Nach jahrelangen Auseinandersetzungen über das Werbechaos im Kurort und seiner Umgebung hat Zakopane endlich eine Landschaftsverordnung verabschiedet! Am 28. Mai 2026 hat der Stadtrat ein Gesetz verabschiedet, das die Regeln für die Anbringung von Werbung, Schildern, Zäunen und Stadtmobiliar im gesamten Stadtgebiet regelt. Dies ist eine lang erwartete Änderung, die dazu beitragen soll, eine der am schönsten gelegenen Städte Polens von der allgegenwärtigen Werbeflut zu befreien. Diese dominiert vor allem an der sogenannten „Zakopianka“, im Stadtzentrum sowie in der Gegend der Krupówki.

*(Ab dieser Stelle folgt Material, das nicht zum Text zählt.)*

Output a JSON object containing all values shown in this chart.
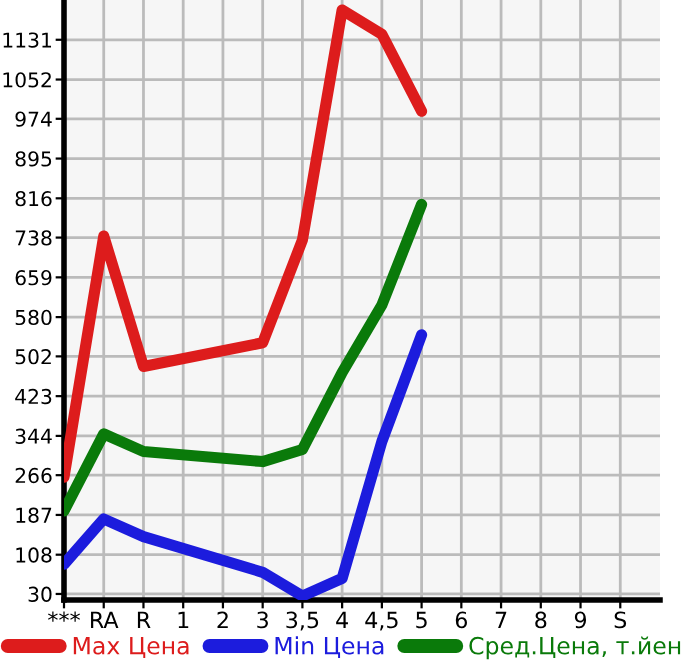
{
  "chart_data": {
    "type": "line",
    "categories": [
      "***",
      "RA",
      "R",
      "1",
      "2",
      "3",
      "3,5",
      "4",
      "4,5",
      "5",
      "6",
      "7",
      "8",
      "9",
      "S"
    ],
    "series": [
      {
        "name": "Max Цена",
        "color": "#dd1c1c",
        "values": [
          262,
          741,
          482,
          null,
          null,
          529,
          733,
          1190,
          1142,
          989,
          null,
          null,
          null,
          null,
          null
        ]
      },
      {
        "name": "Min Цена",
        "color": "#1c1cdd",
        "values": [
          89,
          179,
          144,
          null,
          null,
          73,
          26,
          61,
          333,
          545,
          null,
          null,
          null,
          null,
          null
        ]
      },
      {
        "name": "Сред.Цена, т.йен",
        "color": "#0a7a0a",
        "values": [
          195,
          348,
          313,
          null,
          null,
          293,
          317,
          470,
          604,
          804,
          null,
          null,
          null,
          null,
          null
        ]
      }
    ],
    "ylim": [
      18,
      1210
    ],
    "yticks": [
      30,
      108,
      187,
      266,
      344,
      423,
      502,
      580,
      659,
      738,
      816,
      895,
      974,
      1052,
      1131
    ],
    "grid": true,
    "legend": "bottom",
    "marker": "none",
    "line_style": "solid"
  }
}
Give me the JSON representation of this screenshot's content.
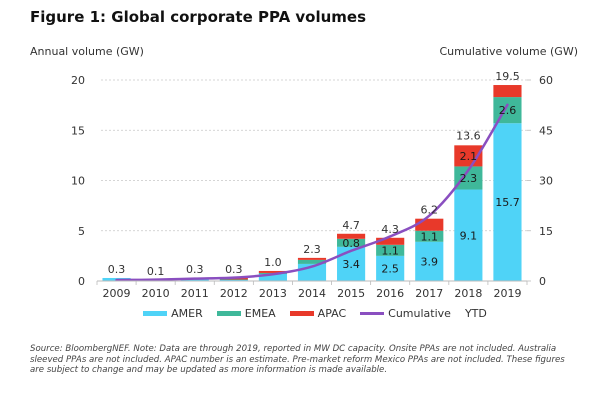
{
  "figure": {
    "title": "Figure 1: Global corporate PPA volumes",
    "source": "Source: BloombergNEF. Note: Data are through 2019, reported in MW DC capacity. Onsite PPAs are not included. Australia sleeved PPAs are not included. APAC number is an estimate. Pre-market reform Mexico PPAs are not included. These figures are subject to change and may be updated as more information is made available."
  },
  "chart_data": {
    "type": "bar",
    "stacked": true,
    "title": "Figure 1: Global corporate PPA volumes",
    "ylabel": "Annual volume (GW)",
    "y2label": "Cumulative volume (GW)",
    "xlabel": "",
    "ylim": [
      0,
      20
    ],
    "y2lim": [
      0,
      60
    ],
    "yticks": [
      0,
      5,
      10,
      15,
      20
    ],
    "y2ticks": [
      0,
      15,
      30,
      45,
      60
    ],
    "grid": true,
    "legend_position": "bottom",
    "categories": [
      "2009",
      "2010",
      "2011",
      "2012",
      "2013",
      "2014",
      "2015",
      "2016",
      "2017",
      "2018",
      "2019"
    ],
    "series": [
      {
        "name": "AMER",
        "color": "#4fd3f7",
        "type": "bar",
        "values": [
          0.3,
          0.1,
          0.2,
          0.1,
          0.7,
          1.7,
          3.4,
          2.5,
          3.9,
          9.1,
          15.7
        ],
        "labels": [
          "",
          "",
          "",
          "",
          "",
          "",
          "3.4",
          "2.5",
          "3.9",
          "9.1",
          "15.7"
        ]
      },
      {
        "name": "EMEA",
        "color": "#3fb89a",
        "type": "bar",
        "values": [
          0.0,
          0.0,
          0.05,
          0.05,
          0.1,
          0.4,
          0.8,
          1.1,
          1.1,
          2.3,
          2.6
        ],
        "labels": [
          "",
          "",
          "",
          "",
          "",
          "",
          "0.8",
          "1.1",
          "1.1",
          "2.3",
          "2.6"
        ]
      },
      {
        "name": "APAC",
        "color": "#e8392a",
        "type": "bar",
        "values": [
          0.0,
          0.0,
          0.05,
          0.15,
          0.2,
          0.2,
          0.5,
          0.7,
          1.2,
          2.1,
          1.2
        ],
        "labels": [
          "",
          "",
          "",
          "",
          "",
          "",
          "",
          "",
          "",
          "2.1",
          ""
        ]
      },
      {
        "name": "Cumulative",
        "color": "#8a4fc0",
        "type": "line",
        "axis": "right",
        "values": [
          0.3,
          0.4,
          0.7,
          1.0,
          2.0,
          4.3,
          9.0,
          13.3,
          19.5,
          33.1,
          52.6
        ]
      }
    ],
    "totals": [
      0.3,
      0.1,
      0.3,
      0.3,
      1.0,
      2.3,
      4.7,
      4.3,
      6.2,
      13.6,
      19.5
    ],
    "total_labels": [
      "0.3",
      "0.1",
      "0.3",
      "0.3",
      "1.0",
      "2.3",
      "4.7",
      "4.3",
      "6.2",
      "13.6",
      "19.5"
    ],
    "legend": [
      "AMER",
      "EMEA",
      "APAC",
      "Cumulative",
      "YTD"
    ]
  }
}
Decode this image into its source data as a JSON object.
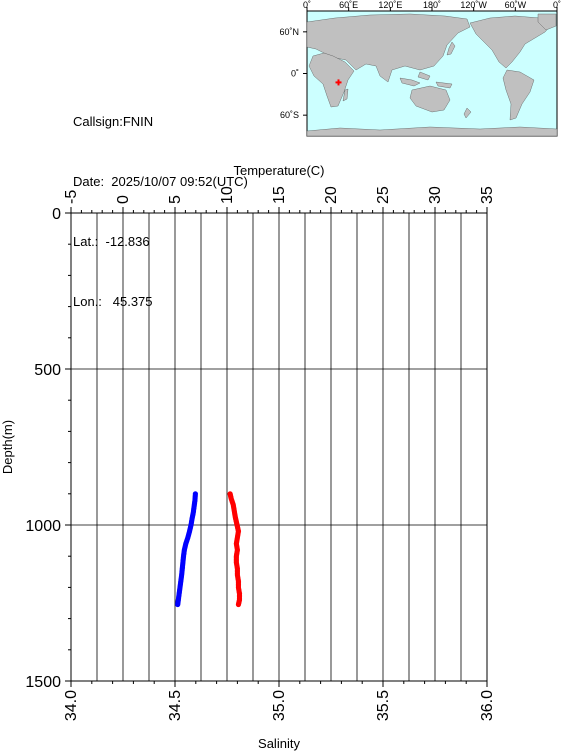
{
  "info": {
    "callsign": "Callsign:FNIN",
    "date": "Date:  2025/10/07 09:52(UTC)",
    "lat": "Lat.:  -12.836",
    "lon": "Lon.:   45.375"
  },
  "map": {
    "lon_ticks": [
      "0˚",
      "60˚E",
      "120˚E",
      "180˚",
      "120˚W",
      "60˚W",
      "0˚"
    ],
    "lat_ticks": [
      "60˚N",
      "0˚",
      "60˚S"
    ],
    "ocean_color": "#ccffff",
    "land_color": "#c0c0c0",
    "marker_color": "#ff0000",
    "marker_lat": -12.836,
    "marker_lon": 45.375
  },
  "chart_data": {
    "type": "scatter",
    "top_axis": {
      "label": "Temperature(C)",
      "range": [
        -5,
        35
      ],
      "ticks": [
        "-5",
        "0",
        "5",
        "10",
        "15",
        "20",
        "25",
        "30",
        "35"
      ]
    },
    "bottom_axis": {
      "label": "Salinity",
      "range": [
        34.0,
        36.0
      ],
      "ticks": [
        "34.0",
        "34.5",
        "35.0",
        "35.5",
        "36.0"
      ]
    },
    "y_axis": {
      "label": "Depth(m)",
      "range": [
        0,
        1500
      ],
      "inverted": true,
      "ticks": [
        "0",
        "500",
        "1000",
        "1500"
      ]
    },
    "grid": true,
    "series": [
      {
        "axis": "temperature",
        "color": "#ff0000",
        "points": [
          [
            10.3,
            900
          ],
          [
            10.4,
            915
          ],
          [
            10.6,
            935
          ],
          [
            10.7,
            955
          ],
          [
            10.8,
            975
          ],
          [
            10.9,
            990
          ],
          [
            11.0,
            1005
          ],
          [
            11.1,
            1020
          ],
          [
            11.0,
            1040
          ],
          [
            10.9,
            1060
          ],
          [
            11.0,
            1080
          ],
          [
            10.9,
            1100
          ],
          [
            10.9,
            1120
          ],
          [
            11.0,
            1140
          ],
          [
            11.0,
            1160
          ],
          [
            11.1,
            1180
          ],
          [
            11.1,
            1200
          ],
          [
            11.2,
            1220
          ],
          [
            11.2,
            1240
          ],
          [
            11.1,
            1255
          ]
        ]
      },
      {
        "axis": "salinity",
        "color": "#0000ff",
        "points": [
          [
            34.598,
            900
          ],
          [
            34.596,
            920
          ],
          [
            34.592,
            940
          ],
          [
            34.588,
            960
          ],
          [
            34.582,
            980
          ],
          [
            34.577,
            1000
          ],
          [
            34.57,
            1020
          ],
          [
            34.562,
            1040
          ],
          [
            34.552,
            1060
          ],
          [
            34.545,
            1080
          ],
          [
            34.541,
            1100
          ],
          [
            34.538,
            1120
          ],
          [
            34.535,
            1140
          ],
          [
            34.532,
            1160
          ],
          [
            34.528,
            1180
          ],
          [
            34.524,
            1200
          ],
          [
            34.52,
            1220
          ],
          [
            34.516,
            1240
          ],
          [
            34.513,
            1255
          ]
        ]
      }
    ]
  }
}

Werbung verdeckte die Tatra
Zakopane galt jahrelang als unrühmliches Symbol für die ästhetische Überlastung des öffentlichen Raums. Großformatige Plakatwände, LED-Werbetafeln und willkürliche Schilder tauchten an Straßen, an Fassaden von Denkmälern und anderen Gebäuden sowie in den meistbesuchten Stadtvierteln auf. Lokale Medien veröffentlichten regelmäßig schockierende Fotos, die die Werbewände zeigten, die das Panorama der Tatra verdeckten. Diese fortgeschrittene Kommerzialisierung gefiel vielen Einwohnern und Touristen nicht, die immer häufiger gegen die Verunstaltung des Tatra-Ferienortes protestierten. Die Stadtverwaltung betonte hingegen, dass die bisherigen Vorschriften schwer durchzusetzen seien, weshalb man sich schließlich entschlossen habe, das Instrument des Landschaftsgesetzes zu nutzen.

Zakopane hat den Landschaftsbeschluss verabschiedet!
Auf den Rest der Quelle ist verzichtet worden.